Some immunotherapies are approved as tumor-agnostic treatment, which means they are approved to treat any type of cancer that has the molecular alterations known as microsatellite instability-high (MSI-H), deficient mismatch repair (dMMR) or tumor mutational burden-high (TMB-H).

Targeted therapy uses drugs or other substances to identify and attack specific cancer cells. Targeted therapy is designed to affect only cancer cells. Some of these drugs are oral medications given in pill form, and others are given by IV. Some may be given alone or in combination with other drug therapies.

When given for head and neck cancers, these drugs target specific genes, such as BRAF, RET and NTRK, or proteins and growth factors, including VEGF, EGFR and MEK. This therapy may be used with or without chemotherapy and after surgery for advanced stage head and neck cancers.

Chemoradiation, also called chemoradiotherapy, combines chemotherapy with radiation therapy. It makes cancer cells more sensitive to radiation, making it easier for the radiation to kill them.

Watchful waiting, sometimes known as active surveillance, may be recommended for tumors that appear to be growing very slowly. Delaying treatment postpones potential treatment side effects for as long as possible while the doctor closely monitors for signs the cancer has progressed or returned.

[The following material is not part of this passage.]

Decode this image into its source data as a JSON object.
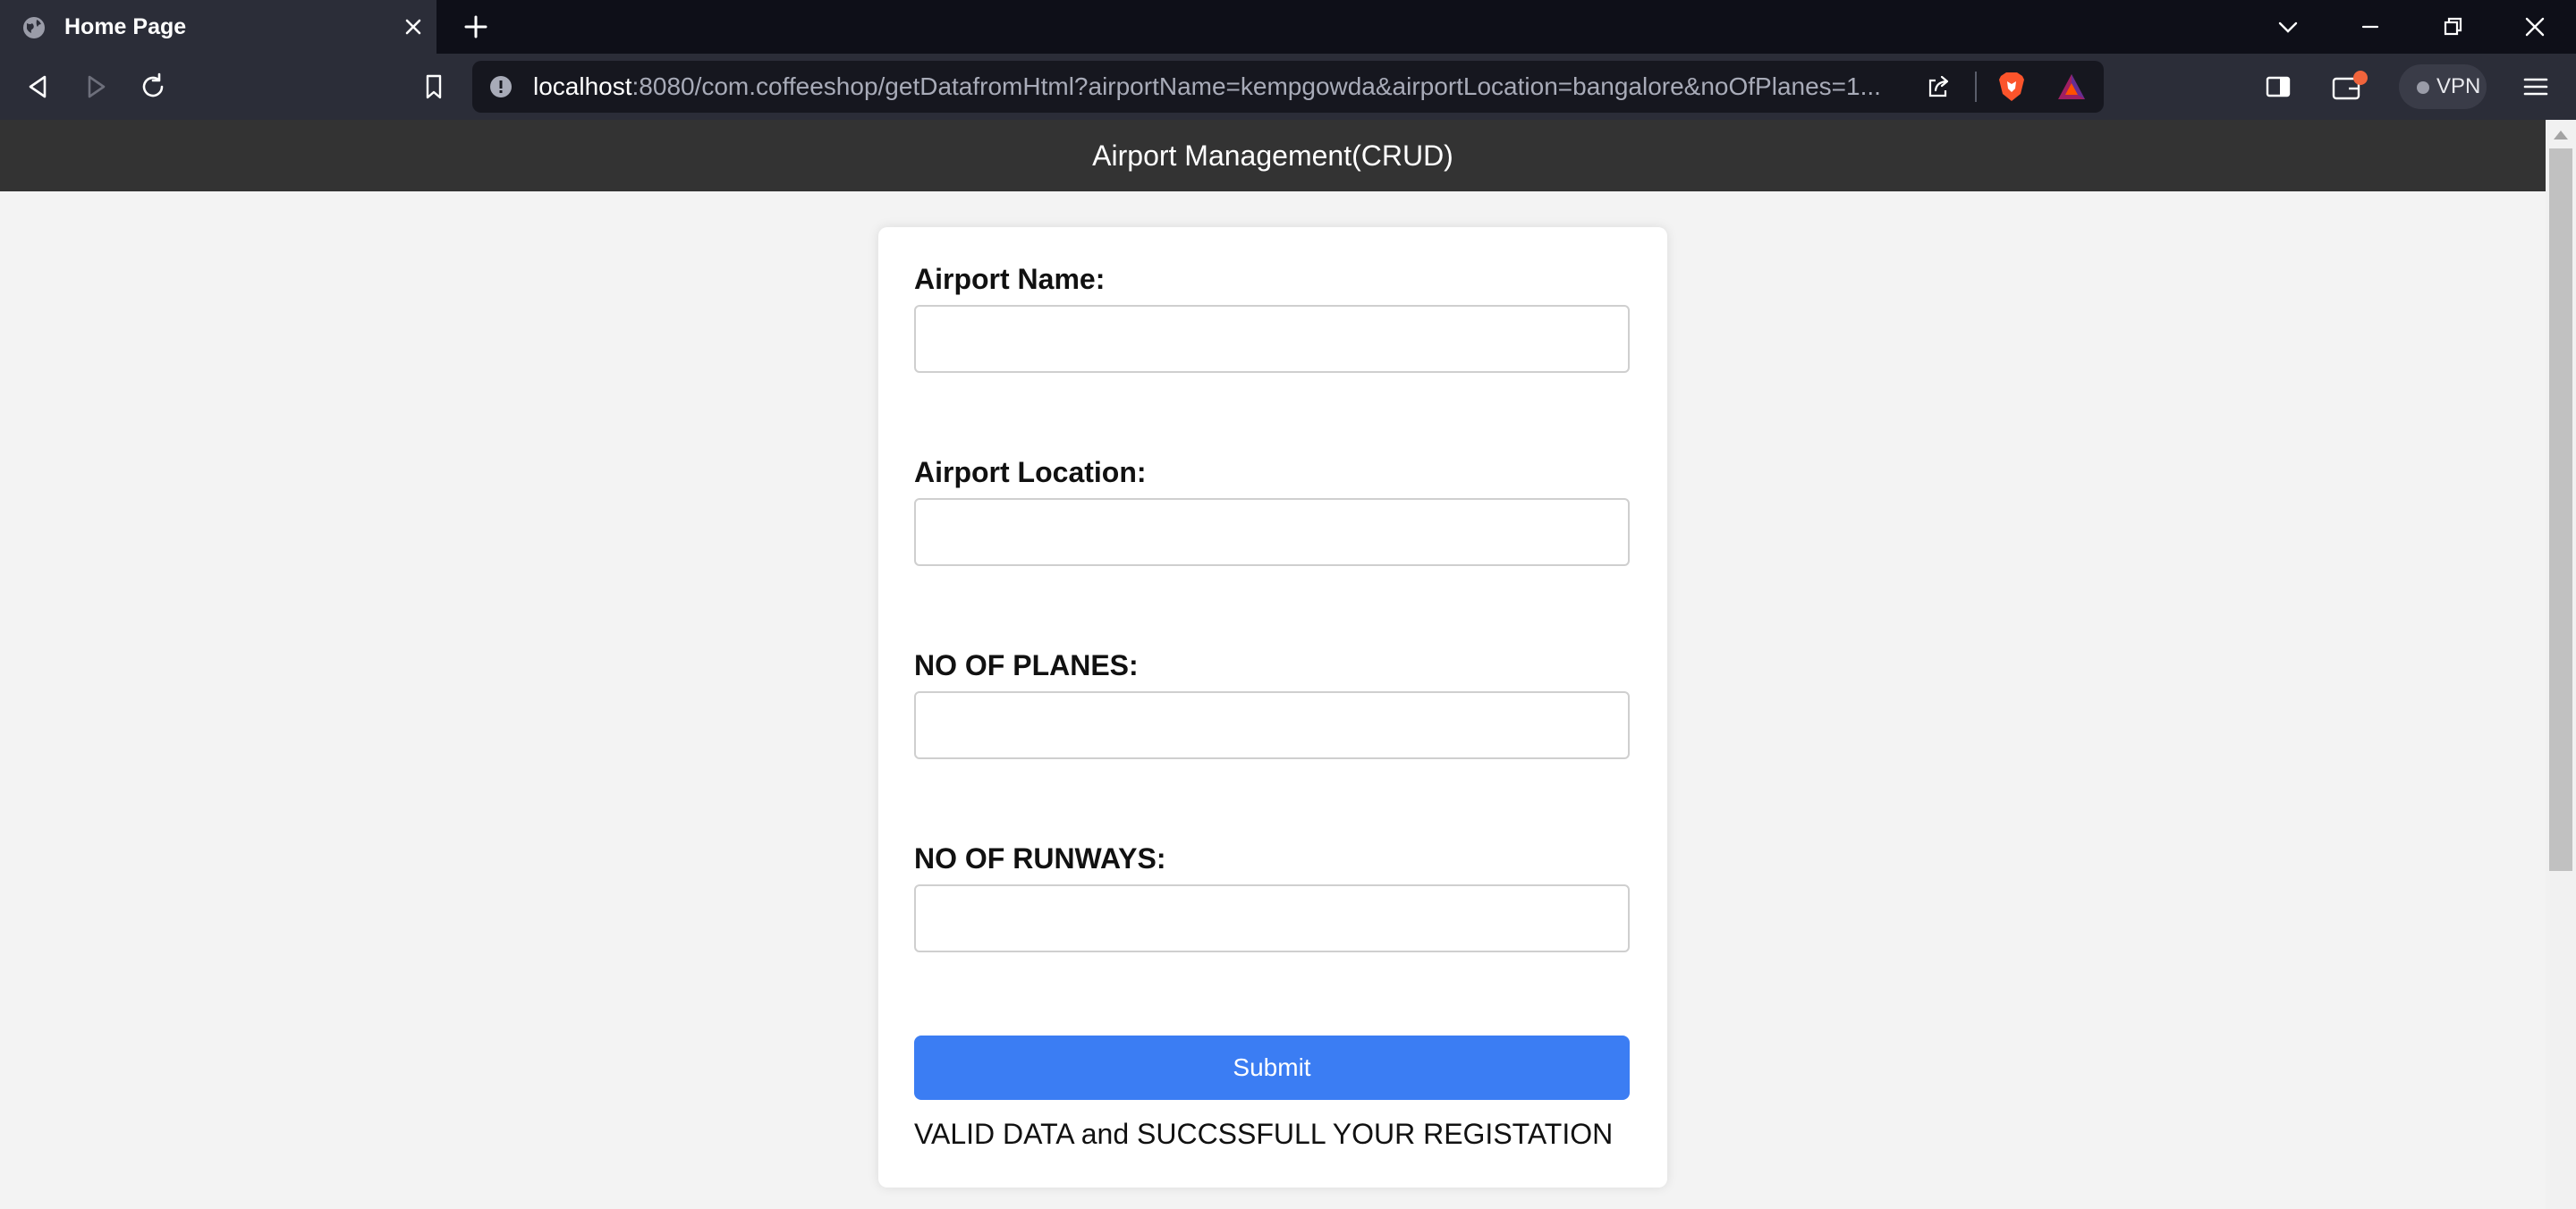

Clinical trials are medical research studies that may offer access to leading-edge treatments not yet widely available. They may be an option at any stage, even as a first-line treatment (see Clinical Trials). Ask your doctor whether you should consider a clinical trial.

Some Head and Neck Cancer Drugs

These therapies may be used alone or in combination. 

Some head and neck cancer drugs
bleomycin sulfate (Blenoxane)
cabozantinib (Cabometyx, Cometriq)
cetuximab (Erbitux)
cisplatin (Platinol)
dabrafenib (Tafinlar) and trametinib (Mekinist)
docetaxel (Taxotere)
doxorubicin hydrochloride (Adriamycin)
entrectinib (Rozlytrek)
hydroxyurea (Hydrea)
larotrectinib (Vitrakvi)
lenvatinib (Lenvima)
methotrexate sodium (Methotrexate LPF)
nivolumab (Opdivo)
pembrolizumab (Keytruda)
selpercatinib (Retevmo)
sorafenib (Nexavar)
toripalimab-tpzi (Loqtorzi)
vandetanib (Caprelsa)
As of 11/1/23

Thermoplastic Mask

Mask ensures accurate delivery of radiation beams

Radiation beams must target the same spot every time for radiation therapy to be most effective. In most cases, semi-permanent marks or permanent tattoos are placed on your skin to indicate the exact location the radiation beams must hit to reach the tumor. To ensure your safety, you must be in the same position for every treatment. Body molds or other immobilizing devices, such as a special mesh head mask called a thermoplastic mask, may be necessary.

The mask is created from a mold of your face and head, and it is a tight fit. Wearing it and being unable to move can cause anxiety, especially if you are claustrophobic. Your treatment team will help make you as comfortable as possible, so tell them if you feel anxious. Your doctor may prescribe medication to help you relax.